Le jugement s'appuie sur un point précis : le Congrès avait confié à l'EPA la mission d'administrer ces subventions dans la loi climatique de 2022. Selon la cour, l'agence ne disposait pas d'une autre base légale pour supprimer en bloc des aides déjà attribuées. La décision accorde donc un jugement sommaire aux plaignants, rejette la demande inverse de l'administration et annule la résiliation. Elle ne prononce toutefois pas d'injonction permanente supplémentaire.

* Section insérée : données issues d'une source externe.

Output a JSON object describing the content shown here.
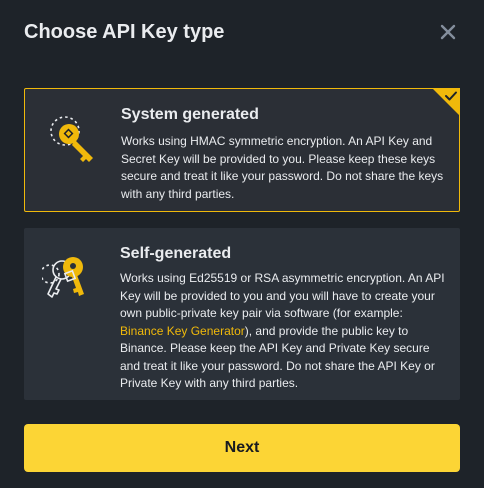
{
  "dialog": {
    "title": "Choose API Key type"
  },
  "options": [
    {
      "title": "System generated",
      "description": "Works using HMAC symmetric encryption. An API Key and Secret Key will be provided to you. Please keep these keys secure and treat it like your password. Do not share the keys with any third parties.",
      "selected": true
    },
    {
      "title": "Self-generated",
      "description_before_link": "Works using Ed25519 or RSA asymmetric encryption. An API Key will be provided to you and you will have to create your own public-private key pair via software (for example: ",
      "link_text": "Binance Key Generator",
      "description_after_link": "), and provide the public key to Binance. Please keep the API Key and Private Key secure and treat it like your password. Do not share the API Key or Private Key with any third parties.",
      "selected": false
    }
  ],
  "footer": {
    "next_label": "Next"
  },
  "icons": {
    "close": "close-icon",
    "check": "check-icon",
    "system_key": "key-icon",
    "self_keys": "keys-icon"
  },
  "colors": {
    "accent": "#f0b90b",
    "button": "#fcd535",
    "background": "#1e2329",
    "card": "#2b3139"
  }
}
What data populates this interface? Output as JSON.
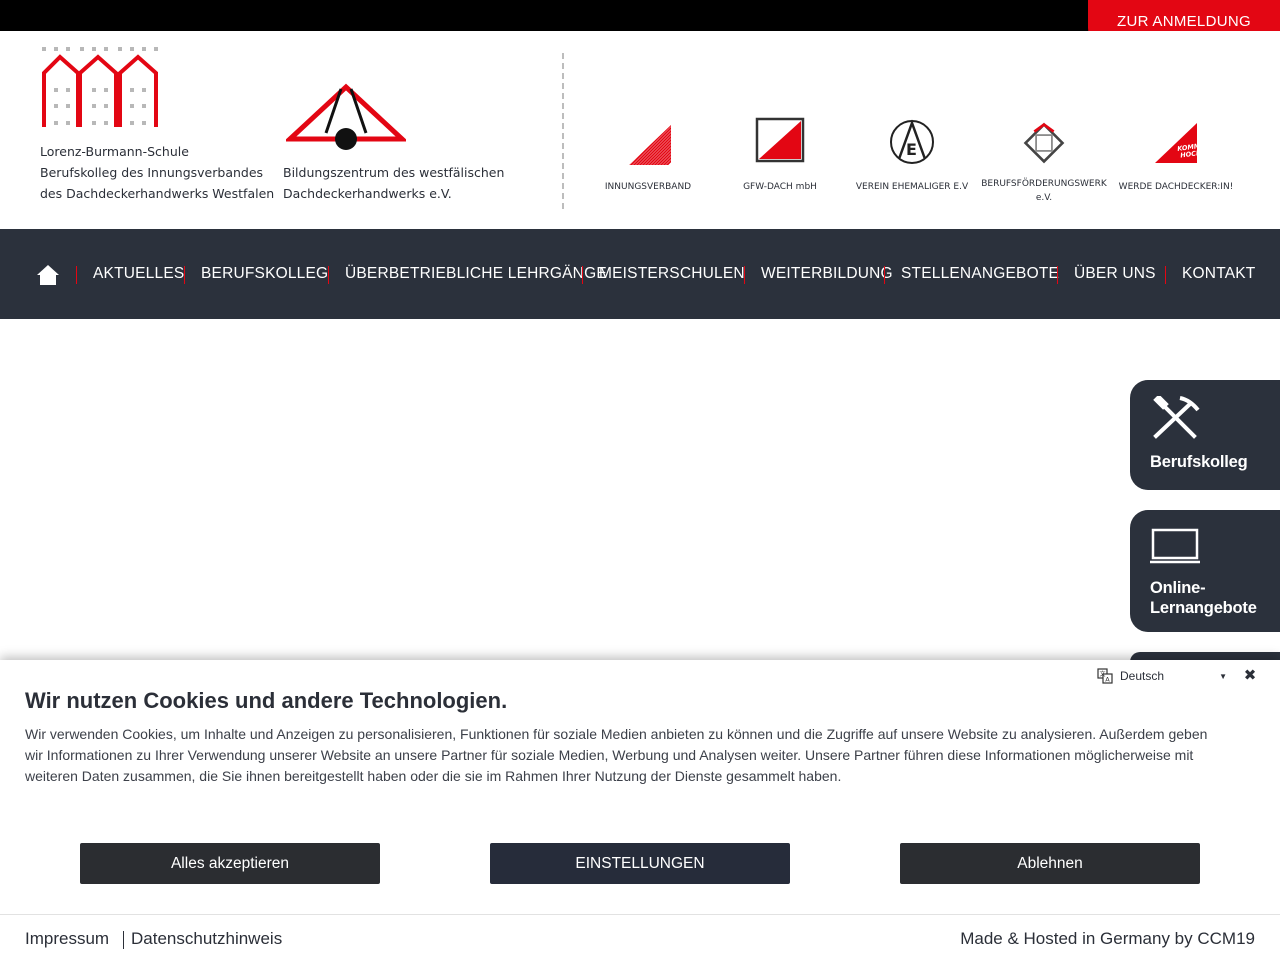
{
  "top": {
    "anmeldung_label": "ZUR ANMELDUNG"
  },
  "header": {
    "school": {
      "line1": "Lorenz-Burmann-Schule",
      "line2": "Berufskolleg des Innungsverbandes",
      "line3": "des Dachdeckerhandwerks Westfalen"
    },
    "center": {
      "line1": "Bildungszentrum des westfälischen",
      "line2": "Dachdeckerhandwerks e.V."
    },
    "partners": [
      {
        "label": "INNUNGSVERBAND",
        "icon": "innungsverband-logo-icon"
      },
      {
        "label": "GFW-DACH mbH",
        "icon": "gfw-dach-logo-icon"
      },
      {
        "label": "VEREIN EHEMALIGER E.V",
        "icon": "verein-ehemaliger-logo-icon"
      },
      {
        "label": "BERUFSFÖRDERUNGSWERK e.V.",
        "icon": "berufsfoerderungswerk-logo-icon"
      },
      {
        "label": "WERDE DACHDECKER:IN!",
        "icon": "komm-hoch-logo-icon",
        "badge_text": "KOMM HOCH!"
      }
    ]
  },
  "nav": {
    "items": [
      {
        "label": "AKTUELLES"
      },
      {
        "label": "BERUFSKOLLEG"
      },
      {
        "label": "ÜBERBETRIEBLICHE LEHRGÄNGE"
      },
      {
        "label": "MEISTERSCHULEN"
      },
      {
        "label": "WEITERBILDUNG"
      },
      {
        "label": "STELLENANGEBOTE"
      },
      {
        "label": "ÜBER UNS"
      },
      {
        "label": "KONTAKT"
      }
    ]
  },
  "side_tabs": [
    {
      "label": "Berufskolleg",
      "icon": "hammer-pick-icon"
    },
    {
      "label_line1": "Online-",
      "label_line2": "Lernangebote",
      "icon": "laptop-icon"
    }
  ],
  "cookie": {
    "title": "Wir nutzen Cookies und andere Technologien.",
    "body": "Wir verwenden Cookies, um Inhalte und Anzeigen zu personalisieren, Funktionen für soziale Medien anbieten zu können und die Zugriffe auf unsere Website zu analysieren. Außerdem geben wir Informationen zu Ihrer Verwendung unserer Website an unsere Partner für soziale Medien, Werbung und Analysen weiter. Unsere Partner führen diese Informationen möglicherweise mit weiteren Daten zusammen, die Sie ihnen bereitgestellt haben oder die sie im Rahmen Ihrer Nutzung der Dienste gesammelt haben.",
    "accept_label": "Alles akzeptieren",
    "settings_label": "EINSTELLUNGEN",
    "decline_label": "Ablehnen",
    "language": "Deutsch",
    "footer": {
      "impressum": "Impressum",
      "datenschutz": "Datenschutzhinweis",
      "made_by": "Made & Hosted in Germany by CCM19"
    }
  },
  "colors": {
    "accent": "#e30613",
    "navy": "#2b313c",
    "black": "#000000"
  }
}
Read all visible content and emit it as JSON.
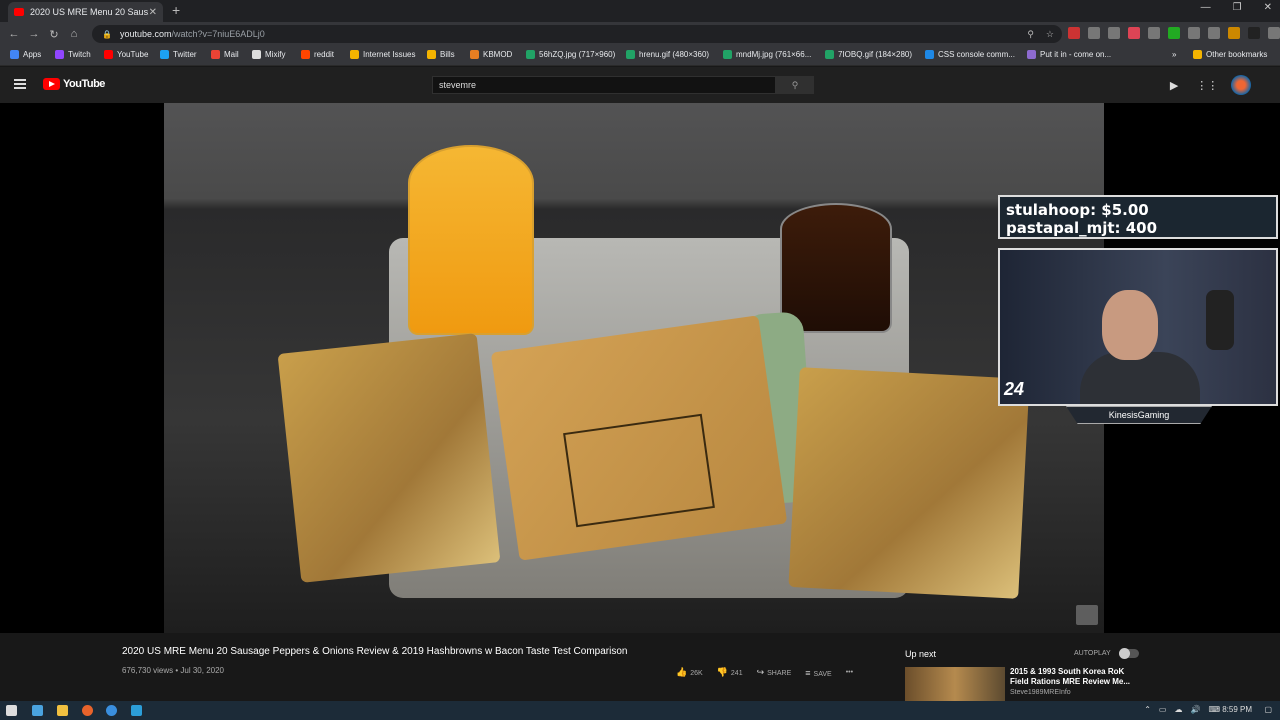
{
  "browser": {
    "tab_title": "2020 US MRE Menu 20 Saus...",
    "url_host": "youtube.com",
    "url_path": "/watch?v=7niuE6ADLj0",
    "bookmarks": [
      {
        "label": "Apps",
        "color": "#4285f4"
      },
      {
        "label": "Twitch",
        "color": "#9146ff"
      },
      {
        "label": "YouTube",
        "color": "#ff0000"
      },
      {
        "label": "Twitter",
        "color": "#1da1f2"
      },
      {
        "label": "Mail",
        "color": "#ea4335"
      },
      {
        "label": "Mixify",
        "color": "#dddddd"
      },
      {
        "label": "reddit",
        "color": "#ff4500"
      },
      {
        "label": "Internet Issues",
        "color": "#f4b400"
      },
      {
        "label": "Bills",
        "color": "#f4b400"
      },
      {
        "label": "KBMOD",
        "color": "#e67e22"
      },
      {
        "label": "56hZQ.jpg (717×960)",
        "color": "#21a366"
      },
      {
        "label": "hrenu.gif (480×360)",
        "color": "#21a366"
      },
      {
        "label": "mndMj.jpg (761×66...",
        "color": "#21a366"
      },
      {
        "label": "7IOBQ.gif (184×280)",
        "color": "#21a366"
      },
      {
        "label": "CSS console comm...",
        "color": "#1e88e5"
      },
      {
        "label": "Put it in - come on...",
        "color": "#8e6bd1"
      },
      {
        "label": "Other bookmarks",
        "color": "#f4b400"
      }
    ]
  },
  "youtube": {
    "logo": "YouTube",
    "search_value": "stevemre",
    "video_title": "2020 US MRE Menu 20 Sausage Peppers & Onions Review & 2019 Hashbrowns w Bacon Taste Test Comparison",
    "views": "676,730 views",
    "date": "Jul 30, 2020",
    "likes": "26K",
    "dislikes": "241",
    "share": "SHARE",
    "save": "SAVE",
    "up_next": "Up next",
    "autoplay": "AUTOPLAY",
    "next_title": "2015 & 1993 South Korea RoK Field Rations MRE Review Me...",
    "next_channel": "Steve1989MREInfo"
  },
  "overlay": {
    "donation_1": "stulahoop: $5.00",
    "donation_2": "pastapal_mjt: 400",
    "webcam_number": "24",
    "brand": "KinesisGaming"
  },
  "taskbar": {
    "time": "8:59 PM"
  }
}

Solar for All avait été conçu pour financer des programmes locaux d'équipement solaire, d'abonnements à des installations collectives et d'amélioration de l'accès au crédit énergétique. D'après l'Associated Press, l'objectif annoncé était de toucher plus de 900 000 ménages à revenus faibles ou intermédiaires. Le programme représente 7 milliards sur les 27 milliards du Greenhouse Gas Reduction Fund créé sous l'administration Biden.
L'effet pratique ne sera pas nécessairement immédiat. L'EPA a déclaré examiner le jugement et ses possibilités d'appel. Une autre procédure engagée par plusieurs États contre la suppression du programme a déjà connu un revers pour une question de compétence, tandis qu'un contentieux distinct sur les 20 milliards restants du fonds a récemment tourné en faveur des bénéficiaires.
La décision du Rhode Island constitue donc une victoire juridique nette, mais pas encore la garantie que les panneaux seront rapidement installés. Le calendrier dépendra d'un éventuel appel, des modalités administratives de remise en route et de la capacité des organismes attributaires à relancer leurs projets. L'impact climatique et social reste, à ce stade, une promesse financée que la justice vient de remettre sur les rails.